Ixico has worked with more than 30 of the best-equipped hospitals in Beijing, Shanghai and Guangzhou since 2008. It has trained more than 100 neurologists, psychiatrists and radiologists, and accredited dozens of imaging centers of tier-three hospitals to conduct clinical research on vascular and neurodegenerative diseases.
Despite the numerous economic opportunities already realized, Hill says there are many more aspects of Britain's healthcare system and expertise that can help China on its way to reform.
Hill says one example is the way the NHS ensures equality and access by providing universal coverage and keeping costs down. This is achieved by evaluating the benefits and costs of new drugs so that those that cost more than the value they contribute will not be approved by the NHS, he says.
Something else China can learn is how to manage private and public doctors centrally, so they can practice in both public and private hospitals with the right incentives and charge fairly.
On a government exchange level, Lyon says, Healthcare UK will strive to share a lot of its knowledge and expertise with Chinese partners with the goal of building a long-term relationship.
Nothing will be charged for the knowledge passed on, but a good relationship could lead more Chinese organizations to buy more products and services from British firms.
This mentality is also at the core of the work the National Institute for Health and Care Excellence is doing in China, says Kalipso Chalkidou, founding director of Nice International.
Apart from the desire to help build a good relationship that in the long term benefits British firms, Nice International is keen to be a part of China's healthcare reform, she says.
"We feel quite privileged. This is the biggest reform on the planet ever. If you manage to provide (healthcare) for 1.3 billion people, then that will change global indicators."
Since 2009, the institute has been involved in rural health reforms in China, analyzing data collated from rural areas and giving suggestions on how to improve the quality of services and seek better results for various projects.
In particular, Nice International helped the Chinese government assess diseases common in China, like stroke and lung disease.
Together with its Chinese counterpart, the China National Health Development and Research Center, a think tank, Nice International produced a report on its views and suggestions, some of which are now being implemented.

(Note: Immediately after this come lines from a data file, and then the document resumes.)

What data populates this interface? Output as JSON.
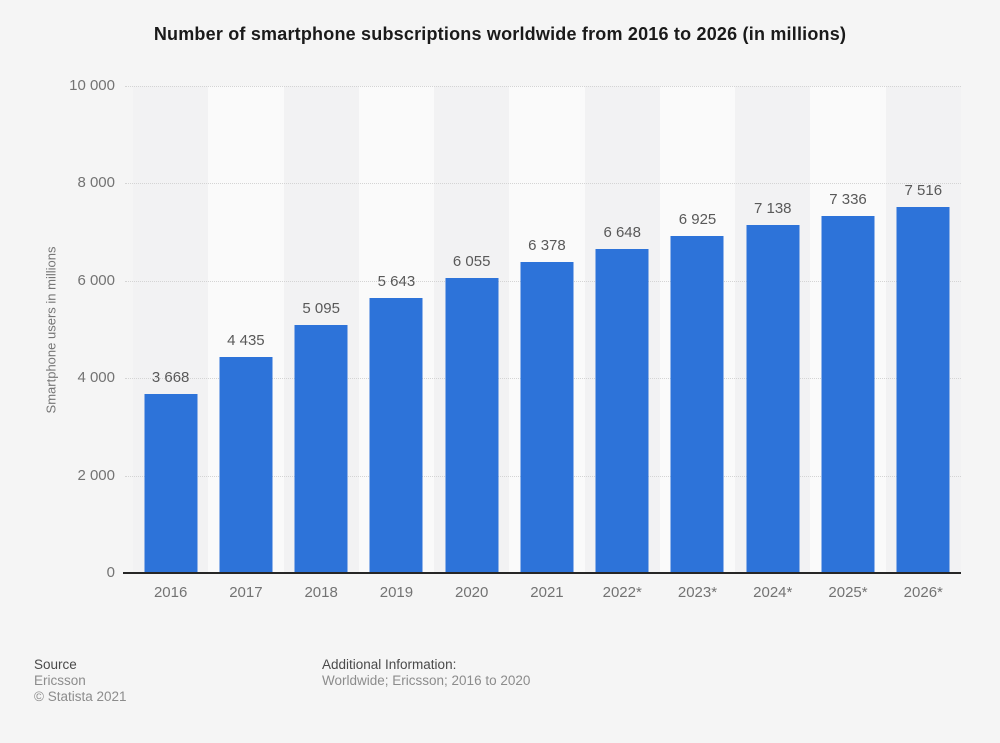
{
  "title": "Number of smartphone subscriptions worldwide from 2016 to 2026 (in millions)",
  "chart_data": {
    "type": "bar",
    "categories": [
      "2016",
      "2017",
      "2018",
      "2019",
      "2020",
      "2021",
      "2022*",
      "2023*",
      "2024*",
      "2025*",
      "2026*"
    ],
    "values": [
      3668,
      4435,
      5095,
      5643,
      6055,
      6378,
      6648,
      6925,
      7138,
      7336,
      7516
    ],
    "value_labels": [
      "3 668",
      "4 435",
      "5 095",
      "5 643",
      "6 055",
      "6 378",
      "6 648",
      "6 925",
      "7 138",
      "7 336",
      "7 516"
    ],
    "title": "Number of smartphone subscriptions worldwide from 2016 to 2026 (in millions)",
    "xlabel": "",
    "ylabel": "Smartphone users in millions",
    "ylim": [
      0,
      10000
    ],
    "ytick_step": 2000,
    "yticks": [
      {
        "value": 10000,
        "label": "10 000"
      },
      {
        "value": 8000,
        "label": "8 000"
      },
      {
        "value": 6000,
        "label": "6 000"
      },
      {
        "value": 4000,
        "label": "4 000"
      },
      {
        "value": 2000,
        "label": "2 000"
      },
      {
        "value": 0,
        "label": "0"
      }
    ],
    "grid": "horizontal-dotted",
    "legend": "none",
    "colors": {
      "bar": "#2d73d9",
      "background": "#f5f5f5",
      "band_even": "#f2f2f3",
      "band_odd": "#fafafa",
      "gridline": "#d4d4d4",
      "axis_line": "#262626",
      "value_label": "#595959",
      "tick_label": "#737373"
    }
  },
  "footer": {
    "source_label": "Source",
    "source_value": "Ericsson",
    "copyright": "© Statista 2021",
    "additional_info_label": "Additional Information:",
    "additional_info_value": "Worldwide; Ericsson; 2016 to 2020"
  }
}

This includes discharged hospital patients not having to hand over money for medicine that they need later. Rather than village centers taking a large fee for the medicine, a new model is being piloted in some cities in which patients can receive medicine in village centers without having to pay.
Chalkidou says Nice International is now working with the Chinese government on preventing diseases. Its work in China has received so much positive feedback that other emerging markets like Vietnam are now learning from this cooperation model, she says.
Britain also has great prospects in sharing with China its expertise in healthcare infrastructure development, healthcare workforce development and digital health technologies, says Sandy Johnston of PricewaterhouseCoopers China.
Britain's experience in implementing public-private partnerships in building new healthcare infrastructure, for example, is particularly relevant for China because China is aiming for healthcare reform that attracts private capital, Johnston says.